Salento’s traditional foods

Salento is an area that’s all about simplicity

Salento is an area that’s all about simplicity, shaped by sea and wind, kissed by the sun, smoothed by the indefatigable work of its people, who through their daily toil have dug and hoed and planted and harvested, to gift to posterity a veritable Garden of Eden on Earth. Salento cuisine has humble roots and is fruit of the modest yet noble resources of our land. Were you to list all the typical specialties of our culinary tradition, you’d discover simple ingredients and easy recipes that allow the freshness of the products to really shine through. Olive oil is the only fat we allow and it’s superb quality, extra-virgin. And our vegetable gardens overflow with tomatoes, potatoes, courgettes, aubergines and lots of others that are difficult to translate from Italian. Then there’s our fruit – queen over all, like our figs, typical of the Mediterranean coast, and that grow wild. From every single vegetable, and every fruit you can taste the sunshine that nurtured it and the soil that it grew in.
There are many tens of cultivated traditional Salento food products listed by the Ministry of Agriculture, some of which also carry the DOC, DOP and IGT marks of authenticity.
Many of these products undergo simple oven cooking or are left to dry in the sun, slowly, in their own time, which makes them all the more special. Other products are prepared using recipes with few ingredients, a witness to our ancestors’ great culinary know-how. Slow-cooking, time, and simplicity all make our cuisine unique. Tomatoes and figs taste even better when left to dry in the sun, and our bottling vegetables are our best loved and most eaten. We always have an abundance of fruit which we use to make delicious preserves and jams. Nothing is thrown away and anything left over is given away to friends and neighbours.
Salento sausage, for example, is made with lean pork and beef and generally cooked in the oven with onions, or with wild hyacinth bulbs, strictly locally-grown, or with potatoes – better still if they are Galatina ones.
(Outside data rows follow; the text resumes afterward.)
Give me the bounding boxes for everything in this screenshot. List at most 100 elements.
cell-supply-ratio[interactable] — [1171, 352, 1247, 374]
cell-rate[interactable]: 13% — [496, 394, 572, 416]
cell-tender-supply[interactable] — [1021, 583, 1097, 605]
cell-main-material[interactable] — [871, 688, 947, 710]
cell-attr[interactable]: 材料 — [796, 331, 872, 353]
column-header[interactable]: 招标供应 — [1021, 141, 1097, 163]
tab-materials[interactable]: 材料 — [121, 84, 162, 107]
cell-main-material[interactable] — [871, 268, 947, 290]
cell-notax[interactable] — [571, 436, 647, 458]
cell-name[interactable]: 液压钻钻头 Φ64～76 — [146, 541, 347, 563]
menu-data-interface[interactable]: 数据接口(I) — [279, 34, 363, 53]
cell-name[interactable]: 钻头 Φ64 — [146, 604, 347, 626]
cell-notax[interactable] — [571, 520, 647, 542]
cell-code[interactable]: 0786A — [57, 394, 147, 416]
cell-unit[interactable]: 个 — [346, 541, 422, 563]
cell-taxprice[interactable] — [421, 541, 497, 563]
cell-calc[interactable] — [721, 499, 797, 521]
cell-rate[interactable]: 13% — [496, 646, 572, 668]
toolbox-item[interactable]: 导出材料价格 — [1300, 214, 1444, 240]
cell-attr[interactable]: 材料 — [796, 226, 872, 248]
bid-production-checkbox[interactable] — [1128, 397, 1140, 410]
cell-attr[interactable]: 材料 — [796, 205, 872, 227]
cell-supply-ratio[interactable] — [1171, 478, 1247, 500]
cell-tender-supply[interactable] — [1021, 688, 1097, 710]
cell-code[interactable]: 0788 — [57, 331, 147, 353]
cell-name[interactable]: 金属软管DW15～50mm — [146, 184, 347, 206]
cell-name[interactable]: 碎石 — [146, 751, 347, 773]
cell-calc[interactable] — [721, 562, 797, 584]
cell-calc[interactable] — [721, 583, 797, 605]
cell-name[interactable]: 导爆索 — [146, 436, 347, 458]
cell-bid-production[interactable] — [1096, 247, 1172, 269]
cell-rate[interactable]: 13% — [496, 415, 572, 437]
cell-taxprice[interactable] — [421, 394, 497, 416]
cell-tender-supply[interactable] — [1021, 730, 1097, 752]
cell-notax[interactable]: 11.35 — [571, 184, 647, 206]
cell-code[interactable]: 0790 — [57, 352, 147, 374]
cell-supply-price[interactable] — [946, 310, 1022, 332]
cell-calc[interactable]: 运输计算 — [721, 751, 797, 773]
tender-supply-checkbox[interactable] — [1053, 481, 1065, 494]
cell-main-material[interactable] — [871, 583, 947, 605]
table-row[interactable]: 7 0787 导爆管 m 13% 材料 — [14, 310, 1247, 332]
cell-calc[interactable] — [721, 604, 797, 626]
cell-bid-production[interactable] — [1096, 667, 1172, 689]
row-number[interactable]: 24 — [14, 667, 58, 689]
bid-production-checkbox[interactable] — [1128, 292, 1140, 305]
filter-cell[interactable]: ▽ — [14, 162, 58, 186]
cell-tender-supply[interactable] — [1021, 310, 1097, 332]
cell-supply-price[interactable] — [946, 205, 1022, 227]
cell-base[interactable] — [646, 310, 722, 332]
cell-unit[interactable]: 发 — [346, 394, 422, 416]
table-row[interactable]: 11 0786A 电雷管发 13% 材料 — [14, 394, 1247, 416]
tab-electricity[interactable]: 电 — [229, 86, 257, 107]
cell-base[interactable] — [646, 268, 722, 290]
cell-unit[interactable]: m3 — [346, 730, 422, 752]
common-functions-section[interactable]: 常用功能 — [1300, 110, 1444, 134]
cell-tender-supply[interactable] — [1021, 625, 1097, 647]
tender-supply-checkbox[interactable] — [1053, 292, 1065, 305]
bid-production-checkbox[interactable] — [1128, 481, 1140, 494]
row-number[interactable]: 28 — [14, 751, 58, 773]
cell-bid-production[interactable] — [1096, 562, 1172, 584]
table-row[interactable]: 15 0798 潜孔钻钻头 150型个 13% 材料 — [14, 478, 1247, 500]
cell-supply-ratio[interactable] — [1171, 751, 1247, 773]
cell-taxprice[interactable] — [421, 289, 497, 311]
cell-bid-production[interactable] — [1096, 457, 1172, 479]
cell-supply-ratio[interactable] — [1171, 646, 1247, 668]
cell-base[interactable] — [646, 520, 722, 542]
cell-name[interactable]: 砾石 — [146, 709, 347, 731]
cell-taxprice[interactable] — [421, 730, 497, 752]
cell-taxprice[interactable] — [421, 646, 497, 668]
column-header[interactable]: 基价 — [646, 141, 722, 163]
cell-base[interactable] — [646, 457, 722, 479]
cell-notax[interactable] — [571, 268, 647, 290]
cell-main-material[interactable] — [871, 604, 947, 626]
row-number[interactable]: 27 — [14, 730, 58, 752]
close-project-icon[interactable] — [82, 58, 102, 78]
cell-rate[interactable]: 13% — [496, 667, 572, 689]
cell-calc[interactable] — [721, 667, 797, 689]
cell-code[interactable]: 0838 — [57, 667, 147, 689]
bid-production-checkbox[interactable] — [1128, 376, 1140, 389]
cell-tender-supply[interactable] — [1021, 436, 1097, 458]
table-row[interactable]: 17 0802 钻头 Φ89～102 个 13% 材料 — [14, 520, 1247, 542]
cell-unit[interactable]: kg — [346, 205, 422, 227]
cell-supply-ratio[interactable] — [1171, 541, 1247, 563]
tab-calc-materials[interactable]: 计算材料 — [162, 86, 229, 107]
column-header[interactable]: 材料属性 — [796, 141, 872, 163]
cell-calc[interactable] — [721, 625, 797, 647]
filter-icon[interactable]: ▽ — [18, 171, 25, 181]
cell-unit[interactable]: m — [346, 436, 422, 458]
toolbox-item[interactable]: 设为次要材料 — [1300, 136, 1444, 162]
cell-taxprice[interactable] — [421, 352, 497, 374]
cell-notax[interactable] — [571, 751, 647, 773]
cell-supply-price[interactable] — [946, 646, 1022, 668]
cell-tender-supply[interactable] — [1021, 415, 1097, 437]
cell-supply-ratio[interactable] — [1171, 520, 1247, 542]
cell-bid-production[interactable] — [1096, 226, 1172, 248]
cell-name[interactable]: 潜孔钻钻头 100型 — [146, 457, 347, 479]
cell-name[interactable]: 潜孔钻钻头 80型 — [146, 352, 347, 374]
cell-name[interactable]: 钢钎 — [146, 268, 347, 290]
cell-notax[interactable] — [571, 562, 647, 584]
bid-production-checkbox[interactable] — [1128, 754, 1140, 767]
No single list could contain all our Salento specialities but just reading the names of lots of our products you’ll develop a love for the ancient towns that give them their names. Galatina potatoes, Pecorino cheese from Maglie, Galatone apricots, the really sweet Presidio Slow Food, chicory from Otranto, olives and petits pois from Nardó, quatara fish soup from Porto Cesareo, scapece marinade from Gallipoli and many more delights .. one bite and you already get the true flavour of Salento!
There’s plenty of everything which means we can eat fresh products all seasons of the year. Here we are a long way from globalisation. We may be in the third millennium but we haven’t stopped dancing to nature’s rhythms. You’ll see for yourselves when you taste all our great, traditional, locally-grown produce, all the love and hard work that goes into a simple piece of bread and how much sunshine there is in every sun-dried tomato. Eating in Salento is altogether magical.